Just a heartbeat or two after Rembrandt painted this snapshot, Jesus spoke again.  ‘Mary!’” No command, no comment, no “Hey, it’s me, Jesus.” He called her by name. It was enough. She recognized Jesus. She knew who it was who called her by name. But more than that, through his call and her faith in the one who called, she experienced the RISEN Christ. Faith + Call = Experience

 

The same experience is offered to you. When you peer into the darkened tomb, looking for one who is not there, you fail to see and hear the person who is calling you by name.
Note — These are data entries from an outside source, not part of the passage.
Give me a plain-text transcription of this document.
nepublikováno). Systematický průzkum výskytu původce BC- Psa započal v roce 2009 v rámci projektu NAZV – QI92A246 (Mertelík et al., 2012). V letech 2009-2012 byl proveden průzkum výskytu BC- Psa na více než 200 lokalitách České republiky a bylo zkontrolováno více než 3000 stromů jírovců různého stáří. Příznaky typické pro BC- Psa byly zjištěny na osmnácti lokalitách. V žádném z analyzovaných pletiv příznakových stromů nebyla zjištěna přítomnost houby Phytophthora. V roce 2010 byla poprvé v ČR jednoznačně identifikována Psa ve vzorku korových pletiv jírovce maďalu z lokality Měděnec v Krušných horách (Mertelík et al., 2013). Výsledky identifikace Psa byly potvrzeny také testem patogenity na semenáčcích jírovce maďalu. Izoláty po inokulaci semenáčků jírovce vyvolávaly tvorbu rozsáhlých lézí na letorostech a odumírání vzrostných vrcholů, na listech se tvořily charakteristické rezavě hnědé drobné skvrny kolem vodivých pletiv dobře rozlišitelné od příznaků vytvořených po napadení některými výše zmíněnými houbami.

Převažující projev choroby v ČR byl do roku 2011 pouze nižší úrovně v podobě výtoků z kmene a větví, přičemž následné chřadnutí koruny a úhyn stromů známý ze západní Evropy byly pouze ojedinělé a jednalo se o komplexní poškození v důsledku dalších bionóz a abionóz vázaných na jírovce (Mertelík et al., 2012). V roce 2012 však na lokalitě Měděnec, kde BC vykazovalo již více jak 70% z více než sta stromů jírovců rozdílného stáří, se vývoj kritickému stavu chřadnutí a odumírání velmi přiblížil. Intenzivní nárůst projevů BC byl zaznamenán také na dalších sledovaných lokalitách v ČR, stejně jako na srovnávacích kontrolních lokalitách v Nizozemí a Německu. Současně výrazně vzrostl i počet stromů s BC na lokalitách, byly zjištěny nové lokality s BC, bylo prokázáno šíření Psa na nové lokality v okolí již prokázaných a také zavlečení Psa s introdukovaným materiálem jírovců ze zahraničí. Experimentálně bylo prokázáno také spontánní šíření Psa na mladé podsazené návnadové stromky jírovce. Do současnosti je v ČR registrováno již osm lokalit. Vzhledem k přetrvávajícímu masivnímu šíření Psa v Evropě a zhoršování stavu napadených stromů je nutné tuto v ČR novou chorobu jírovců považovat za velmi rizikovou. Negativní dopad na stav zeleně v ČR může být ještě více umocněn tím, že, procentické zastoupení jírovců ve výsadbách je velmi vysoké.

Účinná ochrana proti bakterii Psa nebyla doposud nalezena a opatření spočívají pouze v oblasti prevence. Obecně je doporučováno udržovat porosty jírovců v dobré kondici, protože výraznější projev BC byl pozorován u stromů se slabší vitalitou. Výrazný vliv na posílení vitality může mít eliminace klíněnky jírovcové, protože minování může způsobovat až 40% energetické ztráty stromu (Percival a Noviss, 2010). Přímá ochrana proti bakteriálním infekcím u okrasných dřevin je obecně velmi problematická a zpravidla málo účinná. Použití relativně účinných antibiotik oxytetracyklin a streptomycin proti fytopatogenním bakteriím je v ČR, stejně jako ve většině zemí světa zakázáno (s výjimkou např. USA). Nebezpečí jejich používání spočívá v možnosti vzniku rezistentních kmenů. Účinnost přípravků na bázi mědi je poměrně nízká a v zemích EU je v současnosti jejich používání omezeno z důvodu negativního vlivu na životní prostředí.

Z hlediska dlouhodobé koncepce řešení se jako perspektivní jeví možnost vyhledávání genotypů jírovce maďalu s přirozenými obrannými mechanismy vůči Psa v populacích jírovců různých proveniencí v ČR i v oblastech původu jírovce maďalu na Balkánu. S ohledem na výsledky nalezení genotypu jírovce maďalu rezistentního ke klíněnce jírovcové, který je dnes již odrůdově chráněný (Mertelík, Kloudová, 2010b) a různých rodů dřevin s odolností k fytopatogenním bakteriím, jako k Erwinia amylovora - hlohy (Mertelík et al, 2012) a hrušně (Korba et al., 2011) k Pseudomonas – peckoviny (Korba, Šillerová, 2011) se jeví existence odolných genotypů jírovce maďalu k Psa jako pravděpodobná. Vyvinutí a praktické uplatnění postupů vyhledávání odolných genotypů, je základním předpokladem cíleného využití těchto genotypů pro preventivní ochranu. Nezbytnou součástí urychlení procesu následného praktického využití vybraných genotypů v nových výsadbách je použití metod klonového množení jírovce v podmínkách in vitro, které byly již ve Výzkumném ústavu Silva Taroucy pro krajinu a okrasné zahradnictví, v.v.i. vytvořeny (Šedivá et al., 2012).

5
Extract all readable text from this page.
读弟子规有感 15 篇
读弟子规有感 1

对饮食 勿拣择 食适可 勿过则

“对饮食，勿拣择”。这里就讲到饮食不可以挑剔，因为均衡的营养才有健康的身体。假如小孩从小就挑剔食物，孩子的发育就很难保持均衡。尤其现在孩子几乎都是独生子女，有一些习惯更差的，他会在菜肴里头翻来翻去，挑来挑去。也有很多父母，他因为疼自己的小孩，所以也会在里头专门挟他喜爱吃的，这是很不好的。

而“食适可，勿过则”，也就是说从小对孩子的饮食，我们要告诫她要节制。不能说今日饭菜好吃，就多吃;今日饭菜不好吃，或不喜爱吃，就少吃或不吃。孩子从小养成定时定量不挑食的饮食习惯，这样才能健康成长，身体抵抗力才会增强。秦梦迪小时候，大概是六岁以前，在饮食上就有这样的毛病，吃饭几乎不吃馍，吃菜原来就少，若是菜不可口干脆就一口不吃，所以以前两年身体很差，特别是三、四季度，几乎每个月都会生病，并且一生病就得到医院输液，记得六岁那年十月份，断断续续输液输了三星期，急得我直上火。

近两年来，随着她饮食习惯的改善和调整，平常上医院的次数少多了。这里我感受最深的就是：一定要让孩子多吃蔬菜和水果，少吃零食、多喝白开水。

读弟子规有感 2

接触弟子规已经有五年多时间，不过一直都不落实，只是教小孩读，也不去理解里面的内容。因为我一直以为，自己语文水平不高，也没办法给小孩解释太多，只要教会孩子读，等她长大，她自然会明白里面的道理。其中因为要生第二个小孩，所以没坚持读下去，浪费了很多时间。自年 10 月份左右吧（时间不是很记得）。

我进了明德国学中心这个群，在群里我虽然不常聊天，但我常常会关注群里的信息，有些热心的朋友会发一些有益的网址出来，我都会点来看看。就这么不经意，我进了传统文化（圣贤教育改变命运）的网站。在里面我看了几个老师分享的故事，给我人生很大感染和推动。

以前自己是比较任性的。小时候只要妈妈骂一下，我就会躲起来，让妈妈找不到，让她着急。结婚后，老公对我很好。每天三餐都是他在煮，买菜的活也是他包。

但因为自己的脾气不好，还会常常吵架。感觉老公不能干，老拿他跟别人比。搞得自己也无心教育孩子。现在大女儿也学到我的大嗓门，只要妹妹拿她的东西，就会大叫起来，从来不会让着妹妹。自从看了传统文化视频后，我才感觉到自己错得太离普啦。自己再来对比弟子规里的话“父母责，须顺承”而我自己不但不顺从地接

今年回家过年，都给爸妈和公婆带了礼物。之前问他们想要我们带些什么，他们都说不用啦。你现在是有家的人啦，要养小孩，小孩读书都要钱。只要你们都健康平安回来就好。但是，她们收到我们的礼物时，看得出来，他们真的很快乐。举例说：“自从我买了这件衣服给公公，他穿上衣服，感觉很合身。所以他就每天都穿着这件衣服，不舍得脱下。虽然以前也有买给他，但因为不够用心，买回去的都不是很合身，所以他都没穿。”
That person may be dressed as a gardener, a plumber, a professor, or a young child struggling with disease. The one who calls may be named Jesus, or Mary, or Dale, or Corrine. And the name they speak may be any of your names on that bulletin wrap two weeks ago or written on the poster board in the narthex.

 

For the risen Christ is in all the baptized. He calls you by name to rejoice in his presence within you. He calls you by name, as he did Mary, to turn, to see, to hear and believe that Christ is risen in the heart of your neighbor. In all this you make yourself available to experience the risen Christ here, now, today in this earthly life, that like Rembrandt painting, holds darkness and dawn, tomb and garden, angels and fallen people. But also something completely new: The Risen Christ. Oh, he may look like a gardener, but he has destroyed death just the same.

 

May the dawn of this new day and the new life it brings fill you with the presence and the experience of the Risen Christ as he calls you by name.

Alleluia! He is Risen! He is risen indeed. Amen.